Donald Trump’s RNC Speech Promised "Law and Order" — Here’s What He Actually Means
On Thursday night at the Republican National Convention, Donald Trump bet on fear. In a speech where he accepted the GOP presidential nomination, the reality TV star and businessman painted a terrifying picture of America — one where crime runs rampant, immigrants are flooding our borders to kill us and the next terrorist attack lurks perpetually around the corner.
"In this race for the White House, I am the Law and Order candidate," he said, framing himself — a virulent racist with an alleged $60,000 weave on his head — as the cure for America's social ills. But in light of Trump's vision, it's worth remembering the last time a Republican presidential candidate made such a claim — and how badly it worked out for the rest of us.
"For a few moments, let us look at America," Richard M. Nixon said in 1968. It was the Republican National Convention in Miami Beach, Florida. The former vice president, eight years removed from a general election defeat at the hands of John F. Kennedy, was accepting the GOP's presidential nomination for the second time.
This time he'd win, in part because he'd tap into the fears wracking so many Americans' minds.
"As we look at America, we see cities enveloped in smoke and flame," Nixon said. "We hear sirens in the night. We see Americans dying on distant battlefields abroad. We see Americans hating each other; fighting each other; killing each other at home."
Nixon was employing what came to be known as the "Southern Strategy." He and his advisers had identified disaffected white Southern voters as a key to electoral dominance for the GOP during the 1960s. As a result, Nixon's rhetoric tapped into their fears and sympathies — which were often leveled against gains made by black people during the civil rights era.
"We see cities enveloped in smoke and flame." — Richard M. Nixon, 1967, speaking at the Republican National Convention in Miami Beach, Florida
"Segregationists began to worry that there was going to be no way to stem the tide of public opinion and opposition to the system of segregation," Michelle Alexander, author of The New Jim Crow, told Frontline, "so they began labeling people who are engaged in nonviolent civil disobedience and protests as criminals and as lawbreakers."
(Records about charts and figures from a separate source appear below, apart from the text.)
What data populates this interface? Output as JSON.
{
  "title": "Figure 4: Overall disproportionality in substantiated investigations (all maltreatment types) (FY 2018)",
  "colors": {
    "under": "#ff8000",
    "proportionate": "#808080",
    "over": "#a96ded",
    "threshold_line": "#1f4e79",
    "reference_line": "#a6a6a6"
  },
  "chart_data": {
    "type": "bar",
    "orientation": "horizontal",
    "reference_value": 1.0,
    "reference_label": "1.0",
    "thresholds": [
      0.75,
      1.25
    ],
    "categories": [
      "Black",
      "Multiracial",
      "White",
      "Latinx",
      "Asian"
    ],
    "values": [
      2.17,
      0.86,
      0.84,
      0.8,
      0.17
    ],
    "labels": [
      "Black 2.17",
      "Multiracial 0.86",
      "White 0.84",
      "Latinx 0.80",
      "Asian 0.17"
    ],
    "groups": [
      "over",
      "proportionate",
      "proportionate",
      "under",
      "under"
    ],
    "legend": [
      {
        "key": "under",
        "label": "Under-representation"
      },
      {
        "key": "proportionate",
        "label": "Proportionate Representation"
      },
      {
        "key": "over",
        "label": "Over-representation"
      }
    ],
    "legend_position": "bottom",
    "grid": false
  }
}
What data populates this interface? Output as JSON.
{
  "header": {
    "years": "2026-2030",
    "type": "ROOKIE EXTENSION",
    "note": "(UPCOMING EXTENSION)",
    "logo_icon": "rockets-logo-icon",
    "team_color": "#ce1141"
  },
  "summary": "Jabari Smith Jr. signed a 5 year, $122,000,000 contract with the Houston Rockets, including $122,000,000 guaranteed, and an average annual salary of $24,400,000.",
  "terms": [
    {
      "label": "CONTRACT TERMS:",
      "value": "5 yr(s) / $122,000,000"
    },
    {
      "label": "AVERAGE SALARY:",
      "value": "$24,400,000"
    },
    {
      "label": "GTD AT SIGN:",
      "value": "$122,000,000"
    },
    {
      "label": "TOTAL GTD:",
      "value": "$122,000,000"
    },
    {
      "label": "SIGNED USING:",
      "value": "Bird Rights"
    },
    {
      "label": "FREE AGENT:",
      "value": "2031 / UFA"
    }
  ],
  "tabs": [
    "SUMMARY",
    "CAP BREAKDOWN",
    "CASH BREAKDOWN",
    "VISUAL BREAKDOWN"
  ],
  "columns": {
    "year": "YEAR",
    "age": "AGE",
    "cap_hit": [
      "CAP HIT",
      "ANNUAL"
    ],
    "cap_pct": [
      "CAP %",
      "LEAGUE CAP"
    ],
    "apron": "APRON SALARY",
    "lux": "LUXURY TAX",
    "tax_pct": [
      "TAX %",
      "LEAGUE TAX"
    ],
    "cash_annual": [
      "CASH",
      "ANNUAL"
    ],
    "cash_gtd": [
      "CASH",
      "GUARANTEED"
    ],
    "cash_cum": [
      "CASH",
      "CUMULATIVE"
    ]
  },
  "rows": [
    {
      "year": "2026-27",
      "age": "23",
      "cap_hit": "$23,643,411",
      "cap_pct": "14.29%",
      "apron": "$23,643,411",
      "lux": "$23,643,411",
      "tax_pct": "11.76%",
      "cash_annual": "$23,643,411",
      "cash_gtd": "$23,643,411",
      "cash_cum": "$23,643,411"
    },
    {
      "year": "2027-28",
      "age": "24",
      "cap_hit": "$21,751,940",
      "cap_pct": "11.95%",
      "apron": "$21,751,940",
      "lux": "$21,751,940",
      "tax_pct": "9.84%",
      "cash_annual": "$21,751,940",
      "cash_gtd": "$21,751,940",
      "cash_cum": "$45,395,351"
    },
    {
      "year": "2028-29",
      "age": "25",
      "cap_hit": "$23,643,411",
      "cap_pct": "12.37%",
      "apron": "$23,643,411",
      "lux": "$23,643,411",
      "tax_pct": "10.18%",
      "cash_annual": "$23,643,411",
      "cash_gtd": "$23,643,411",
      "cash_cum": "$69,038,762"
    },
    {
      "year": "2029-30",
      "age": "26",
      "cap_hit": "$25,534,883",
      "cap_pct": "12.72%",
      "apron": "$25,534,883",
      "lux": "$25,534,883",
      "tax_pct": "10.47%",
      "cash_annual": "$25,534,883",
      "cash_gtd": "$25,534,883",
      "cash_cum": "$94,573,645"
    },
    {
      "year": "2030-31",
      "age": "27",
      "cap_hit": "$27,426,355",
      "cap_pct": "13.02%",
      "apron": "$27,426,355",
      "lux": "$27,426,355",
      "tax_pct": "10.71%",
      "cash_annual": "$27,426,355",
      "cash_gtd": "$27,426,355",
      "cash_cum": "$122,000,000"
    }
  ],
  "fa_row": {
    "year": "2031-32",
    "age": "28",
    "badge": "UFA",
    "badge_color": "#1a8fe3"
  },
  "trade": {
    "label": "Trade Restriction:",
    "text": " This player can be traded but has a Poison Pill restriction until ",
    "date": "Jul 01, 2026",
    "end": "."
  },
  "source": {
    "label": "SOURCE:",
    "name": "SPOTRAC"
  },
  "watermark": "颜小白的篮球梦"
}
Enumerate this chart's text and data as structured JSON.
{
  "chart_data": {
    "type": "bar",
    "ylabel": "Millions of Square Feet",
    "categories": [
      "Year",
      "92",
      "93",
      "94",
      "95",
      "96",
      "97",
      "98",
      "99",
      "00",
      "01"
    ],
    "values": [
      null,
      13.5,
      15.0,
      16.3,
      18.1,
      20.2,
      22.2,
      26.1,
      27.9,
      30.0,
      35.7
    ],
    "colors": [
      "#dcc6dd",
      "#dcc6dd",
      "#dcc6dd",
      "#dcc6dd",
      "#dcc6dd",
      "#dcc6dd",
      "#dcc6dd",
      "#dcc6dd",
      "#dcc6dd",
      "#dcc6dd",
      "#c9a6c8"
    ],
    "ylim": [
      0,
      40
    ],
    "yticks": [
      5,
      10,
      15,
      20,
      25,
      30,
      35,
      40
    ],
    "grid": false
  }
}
This approach reverberated in the decades that followed. Starting with Nixon, preaching "law and order" governance became shorthand for "getting black people under control." The subtext was unavoidable. In 1967, black sections of Newark and Detroit erupted in riots, and in 1968 — mere months before that year's RNC — the same happened in Baltimore, Chicago and Washington, D.C.
White people wanted assurances they'd be kept safe amid the violence. Nixon obliged them. Half a century later, a similar sentiment is recognizable today. In 2016 — after riots gripped Ferguson, Missouri, and Baltimore in response to police shootings — a teeming backlash against black protest has taken hold in pockets of the American public, this time articulated through slogans like "Blue Lives Matter" and an insistent and unapologetic support for American law enforcement at a time of endemic anti-black police violence.
Nixon had a choice to make, and in 1968, he responded by promising to restore the rule of law. What came next was a disaster. He declared the "war on drugs" in 1971, which ballooned into a system of aggressive policing and criminalization, especially against communities of color, and sparked a mass incarceration epidemic that is unparalleled in world history. Today, 2.3 million people are locked up in America's jails, prisons and detention centers. Black people — the drug war's greatest casualties — are 13% of the U.S. population, but 40% of its incarcerated population.
"I will restore law and order to our country." — Donald J. Trump, 2016, speaking at the Republican National Convention in Cleveland, Ohio
In spite of it all, Trump unapologetically staked his claim to Nixon's legacy Thursday night.
"I have a message to every last person threatening the peace on our streets and the safety of our police," Trump said. "[When] I take the oath of office next year, I will restore law and order our country."
The crowd erupted in cheers. Many of them no doubt recognized the subtext to Trump's words, but others, perhaps, did not. The speech was so rife with inaccuracies and figures given out of context, however — like Trump's claim that homicides in major cities were spiking, when, in fact, rates are still at historic lows — that it's easy to miss how effective it must have been for those who did not.
Fear galvanizes people. It mobilizes them against common perceived enemies, and herds them, panicking, into voting booths. In our case, American history has given us a clear blueprint for what happens when a presidential candidate bets on fear, and calls for "law and order" governance in response to black disaffection. The lesson is ours, to learn or ignore as we see fit.